If you have trouble finding a yam this big, then you are most likely searching for something that isn’t there anymore. I searched in the crocus bag, I searched in the corners, I peeked over the pot on the fire, but this thing that claimed most of my time today was gone. I assumed that there was some logical explanation for the missing yam. And out of all the explanations that Dowdy could have given me, I would have never guessed that he had given it away. Here I am, mister self righteous servant of the people, and there was an unmistakable twinge of rage that lingered in my heart over what should be seen as an amazingly generous act. Apparently, Cham, one of the poorest members of the community, had come by before I had finished by fresh, and Dowdy just handed the yam over to her as though it was nothing, no second thought, no tinge of remorse in its departure. When I asked Dowdy what the hell he was thinking, he merely replied that he was happy to have it to give. I don’t think it would’ve been too tactful of me to tell him about that spot I reserved in my stomach for it. All I could do was just except that, amidst all the hustlers, gangsters, and ganja, there is a certain grace in this culture that I had overlooked and that I could learn a great deal from, a little rule about what could be owned and what belongs to everybody.
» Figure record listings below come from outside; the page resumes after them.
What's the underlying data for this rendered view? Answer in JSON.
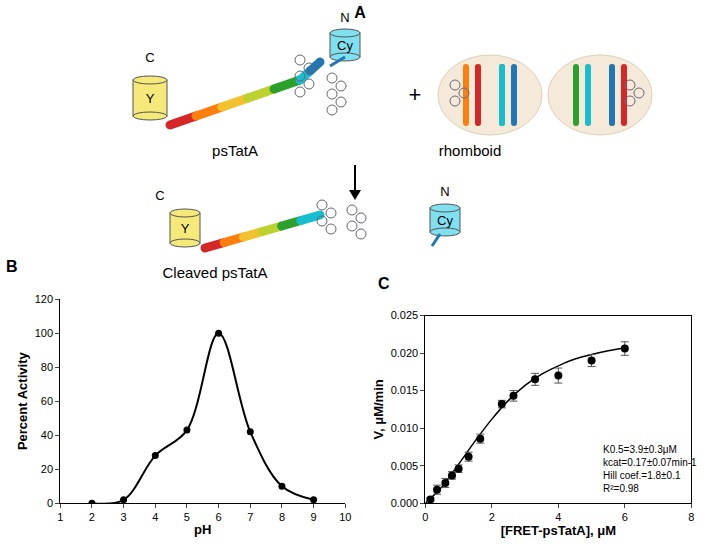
{
  "diagram": {
    "panel_label": "A",
    "substrate": {
      "name": "psTatA",
      "n_term": "N",
      "c_term": "C",
      "n_tag": "Cy",
      "c_tag": "Y"
    },
    "plus": "+",
    "enzyme": {
      "name": "rhomboid"
    },
    "product": {
      "name": "Cleaved psTatA",
      "n_term": "N",
      "c_term": "C",
      "n_tag": "Cy",
      "c_tag": "Y"
    }
  },
  "chart_data": [
    {
      "panel_label": "B",
      "type": "line",
      "x": [
        2,
        3,
        4,
        5,
        6,
        7,
        8,
        9
      ],
      "values": [
        0,
        2,
        28,
        43,
        100,
        42,
        10,
        2
      ],
      "xlim": [
        1,
        10
      ],
      "xticks": [
        1,
        2,
        3,
        4,
        5,
        6,
        7,
        8,
        9,
        10
      ],
      "ylim": [
        0,
        120
      ],
      "yticks": [
        0,
        20,
        40,
        60,
        80,
        100,
        120
      ],
      "x_label": "pH",
      "y_label": "Percent Activity",
      "color": "#000000",
      "marker": "circle",
      "line_style": "smooth",
      "grid": false
    },
    {
      "panel_label": "C",
      "type": "scatter",
      "x": [
        0.15,
        0.35,
        0.6,
        0.8,
        1.0,
        1.3,
        1.65,
        2.3,
        2.65,
        3.3,
        4.0,
        5.0,
        6.0
      ],
      "values": [
        0.0005,
        0.0018,
        0.0027,
        0.0037,
        0.0046,
        0.0062,
        0.0086,
        0.0132,
        0.0143,
        0.0165,
        0.017,
        0.019,
        0.0206
      ],
      "error": [
        0.0002,
        0.0006,
        0.0006,
        0.0005,
        0.0005,
        0.0006,
        0.0006,
        0.0005,
        0.0007,
        0.0008,
        0.001,
        0.0008,
        0.0009
      ],
      "fit": {
        "x": [
          0,
          0.5,
          1,
          1.5,
          2,
          2.5,
          3,
          3.5,
          4,
          4.5,
          5,
          5.5,
          6
        ],
        "values": [
          0,
          0.0022,
          0.0052,
          0.0083,
          0.0112,
          0.0137,
          0.0157,
          0.0172,
          0.0183,
          0.0192,
          0.0198,
          0.0203,
          0.0207
        ]
      },
      "xlim": [
        0,
        8
      ],
      "xticks": [
        0,
        2,
        4,
        6,
        8
      ],
      "ylim": [
        0,
        0.025
      ],
      "yticks": [
        {
          "value": 0,
          "label": "0.000"
        },
        {
          "value": 0.005,
          "label": "0.005"
        },
        {
          "value": 0.01,
          "label": "0.010"
        },
        {
          "value": 0.015,
          "label": "0.015"
        },
        {
          "value": 0.02,
          "label": "0.020"
        },
        {
          "value": 0.025,
          "label": "0.025"
        }
      ],
      "x_label": "[FRET-psTatA], μM",
      "y_label": "V, μM/min",
      "annotations": [
        "K0.5=3.9±0.3μM",
        "kcat=0.17±0.07min-1",
        "Hill coef.=1.8±0.1",
        "R²=0.98"
      ],
      "color": "#000000",
      "marker": "circle",
      "line_style": "solid",
      "grid": false
    }
  ]
}
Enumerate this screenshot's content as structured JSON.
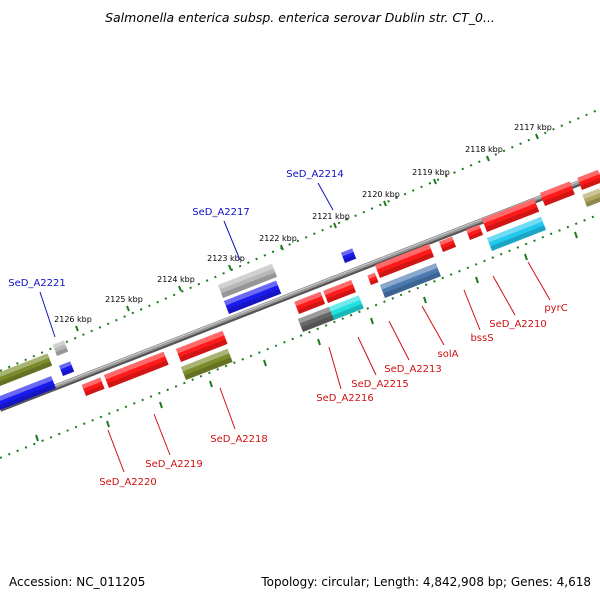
{
  "title": "Salmonella enterica subsp. enterica serovar Dublin str. CT_0...",
  "footer": {
    "accession": "Accession: NC_011205",
    "summary": "Topology: circular; Length: 4,842,908 bp; Genes: 4,618"
  },
  "colors": {
    "backbone": "#8a8a8a",
    "tick": "#1e7a1e",
    "forward_label": "#1010c0",
    "reverse_label": "#d01010",
    "red": "#ff1a1a",
    "blue": "#1a1aee",
    "olive": "#7a8c2a",
    "silver": "#b8b8b8",
    "cyan": "#20e0e0",
    "skyblue": "#22c8ee",
    "steelblue": "#4a7ab0",
    "darkgray": "#666666",
    "khaki": "#b0a860"
  },
  "ticks": [
    "2117 kbp",
    "2118 kbp",
    "2119 kbp",
    "2120 kbp",
    "2121 kbp",
    "2122 kbp",
    "2123 kbp",
    "2124 kbp",
    "2125 kbp",
    "2126 kbp"
  ],
  "labels": {
    "forward": [
      "SeD_A2214",
      "SeD_A2217",
      "SeD_A2221"
    ],
    "reverse": [
      "pyrC",
      "SeD_A2210",
      "bssS",
      "solA",
      "SeD_A2213",
      "SeD_A2215",
      "SeD_A2216",
      "SeD_A2218",
      "SeD_A2219",
      "SeD_A2220"
    ]
  }
}
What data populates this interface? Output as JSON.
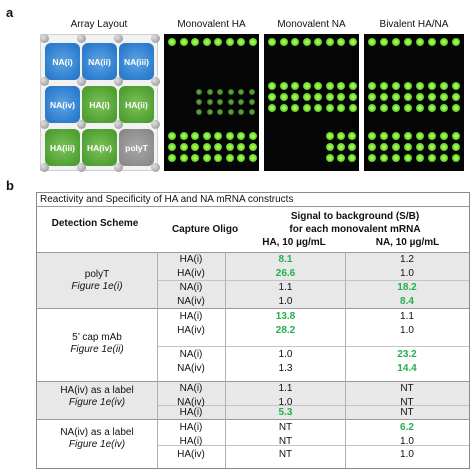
{
  "panel_a": {
    "letter": "a",
    "titles": [
      "Array Layout",
      "Monovalent HA",
      "Monovalent NA",
      "Bivalent HA/NA"
    ],
    "layout_labels": [
      "NA(i)",
      "NA(ii)",
      "NA(iii)",
      "NA(iv)",
      "HA(i)",
      "HA(ii)",
      "HA(iii)",
      "HA(iv)",
      "polyT"
    ],
    "colors": {
      "na": "#2f7fd0",
      "ha": "#52a335",
      "polyt": "#8e8e8e",
      "signal": "#6be02a"
    }
  },
  "panel_b": {
    "letter": "b",
    "table_title": "Reactivity and Specificity of HA and NA mRNA constructs",
    "headers": {
      "detection": "Detection Scheme",
      "capture": "Capture Oligo",
      "signal_line1": "Signal to background (S/B)",
      "signal_line2": "for each monovalent mRNA",
      "ha_col": "HA, 10 µg/mL",
      "na_col": "NA, 10 µg/mL"
    },
    "groups": [
      {
        "scheme": "polyT",
        "figure": "Figure 1e(i)"
      },
      {
        "scheme": "5’ cap mAb",
        "figure": "Figure 1e(ii)"
      },
      {
        "scheme": "HA(iv) as a label",
        "figure": "Figure 1e(iv)"
      },
      {
        "scheme": "NA(iv) as a label",
        "figure": "Figure 1e(iv)"
      }
    ],
    "rows": [
      {
        "oligo": "HA(i)",
        "ha": "8.1",
        "na": "1.2",
        "ha_hi": true,
        "na_hi": false
      },
      {
        "oligo": "HA(iv)",
        "ha": "26.6",
        "na": "1.0",
        "ha_hi": true,
        "na_hi": false
      },
      {
        "oligo": "NA(i)",
        "ha": "1.1",
        "na": "18.2",
        "ha_hi": false,
        "na_hi": true
      },
      {
        "oligo": "NA(iv)",
        "ha": "1.0",
        "na": "8.4",
        "ha_hi": false,
        "na_hi": true
      },
      {
        "oligo": "HA(i)",
        "ha": "13.8",
        "na": "1.1",
        "ha_hi": true,
        "na_hi": false
      },
      {
        "oligo": "HA(iv)",
        "ha": "28.2",
        "na": "1.0",
        "ha_hi": true,
        "na_hi": false
      },
      {
        "oligo": "NA(i)",
        "ha": "1.0",
        "na": "23.2",
        "ha_hi": false,
        "na_hi": true
      },
      {
        "oligo": "NA(iv)",
        "ha": "1.3",
        "na": "14.4",
        "ha_hi": false,
        "na_hi": true
      },
      {
        "oligo": "NA(i)",
        "ha": "1.1",
        "na": "NT",
        "ha_hi": false,
        "na_hi": false
      },
      {
        "oligo": "NA(iv)",
        "ha": "1.0",
        "na": "NT",
        "ha_hi": false,
        "na_hi": false
      },
      {
        "oligo": "HA(i)",
        "ha": "5.3",
        "na": "NT",
        "ha_hi": true,
        "na_hi": false
      },
      {
        "oligo": "HA(i)",
        "ha": "NT",
        "na": "6.2",
        "ha_hi": false,
        "na_hi": true
      },
      {
        "oligo": "HA(i)",
        "ha": "NT",
        "na": "1.0",
        "ha_hi": false,
        "na_hi": false
      },
      {
        "oligo": "HA(iv)",
        "ha": "NT",
        "na": "1.0",
        "ha_hi": false,
        "na_hi": false
      }
    ]
  }
}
In the end, that little spot in my stomach welcomed the other yams that, although smaller, quelled our hunger and fed an evening of story trading, stories about a yam, Yam Almighty, a story which slowly faded away as the sound of rain on the zinc roof persuaded a trance whose purpose has yet to be explained, a trance which occupies a good portion of the time that we are allowed to call ourselves alive. While hundreds of tourists exacerbated their Margarita induced highs, Dowdy and I slept and dreamed about all the giant yams we would never find and that no one would ever find because, unlike mountains or homeruns, yams are edible and found beneath the soil of an island of which, to the rest of the world, is only a coastline – white sands, blue waters, Rastafarians, and women in bikinis.
Morning came without the rain, and the sun dried the red soil of the Cockpits once again into a hard sandy crust which fertilized the blooming morning glories, whose nectar fed the great swallowtail butterfly, whose beauty provided a perfect target for the black-billed parrot. And the magnanimous vine that stretched out to choke the strongest Brasiletto tree in the forest reached up for something greater to hold on to, something more, someway to win the great, woodland struggle for solar nutrition, waiting for two more hungry Jamaicans.